Thanks again for the wonderful explanations!

albertofranzin commented 3 years ago

In bnstruct the continuous variables get discretized anyway, so you may just increase the number of possible values each variable can take. Or use another package :)

Anyway, one of the main concerns is event, which, if it is alive/dead, is hard to augment. For this you need other observations.

Regarding the amount of variables: 30 or more nodes make the learning infeasible using exact algorithms (in bnstruct the one implemented is sm), but it's still fine for approximate algorithms. The quality of the learning depends anyway also on the data you have, so even with an exact algorithm you cannot be sure the resulting network matches the real generating process. Finally, a structure learning algorithm is unable to distinguish between networks in the same class of equivalence, that is, representing the same set of conditional independencies. I know there is progress in the research on this, but I'm not really familiar with it, and it is anyway not implemented in bnstruct.

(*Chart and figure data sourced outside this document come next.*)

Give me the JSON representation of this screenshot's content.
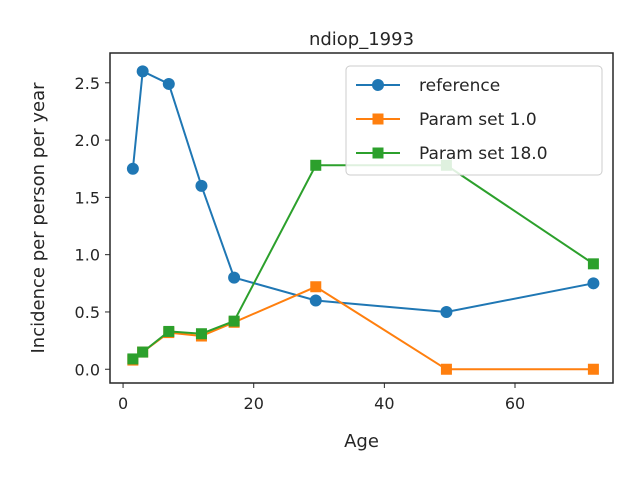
{
  "chart_data": {
    "type": "line",
    "title": "ndiop_1993",
    "xlabel": "Age",
    "ylabel": "Incidence per person per year",
    "xlim": [
      -2,
      75
    ],
    "ylim": [
      -0.12,
      2.76
    ],
    "xticks": [
      0,
      20,
      40,
      60
    ],
    "yticks": [
      0.0,
      0.5,
      1.0,
      1.5,
      2.0,
      2.5
    ],
    "ytick_labels": [
      "0.0",
      "0.5",
      "1.0",
      "1.5",
      "2.0",
      "2.5"
    ],
    "grid": false,
    "legend_position": "top-right",
    "series": [
      {
        "name": "reference",
        "color": "#1f77b4",
        "marker": "circle",
        "x": [
          1.5,
          3,
          7,
          12,
          17,
          29.5,
          49.5,
          72
        ],
        "y": [
          1.75,
          2.6,
          2.49,
          1.6,
          0.8,
          0.6,
          0.5,
          0.75
        ]
      },
      {
        "name": "Param set 1.0",
        "color": "#ff7f0e",
        "marker": "square",
        "x": [
          1.5,
          3,
          7,
          12,
          17,
          29.5,
          49.5,
          72
        ],
        "y": [
          0.08,
          0.15,
          0.32,
          0.29,
          0.41,
          0.72,
          0.0,
          0.0
        ]
      },
      {
        "name": "Param set 18.0",
        "color": "#2ca02c",
        "marker": "square",
        "x": [
          1.5,
          3,
          7,
          12,
          17,
          29.5,
          49.5,
          72
        ],
        "y": [
          0.09,
          0.15,
          0.33,
          0.31,
          0.42,
          1.78,
          1.78,
          0.92
        ]
      }
    ]
  }
}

Anyway, at least for the sake of curiosity, in the package vignette there are some experiments with running time and solution quality for the learning algorithms implemented.

aazqueta commented 3 years ago

thanks again for the explanation. I guess it makes more sense then to make "event" a continuous variable (days to death for example). A further problem I see with Bayesian Networks in survival analysis is that of censoring (when you stop having observations of patients and dont know if they died...).

Regarding the structure learning unable to distinguish between networks in the same class of equivalence, what would be an example of this phenomenon? Cheers!

albertofranzin commented 3 years ago

The first part is about modeling the specific problem and therefore out of my area of expertise, so I cannot really give reliable indications.

Regarding the second part, the most simple case is when you have a system with two nodes A and B and an arc between them. The two networks A -> Band B -> A belong to the same equivalence class, and are therefore equivalent for a structure learning algorithm.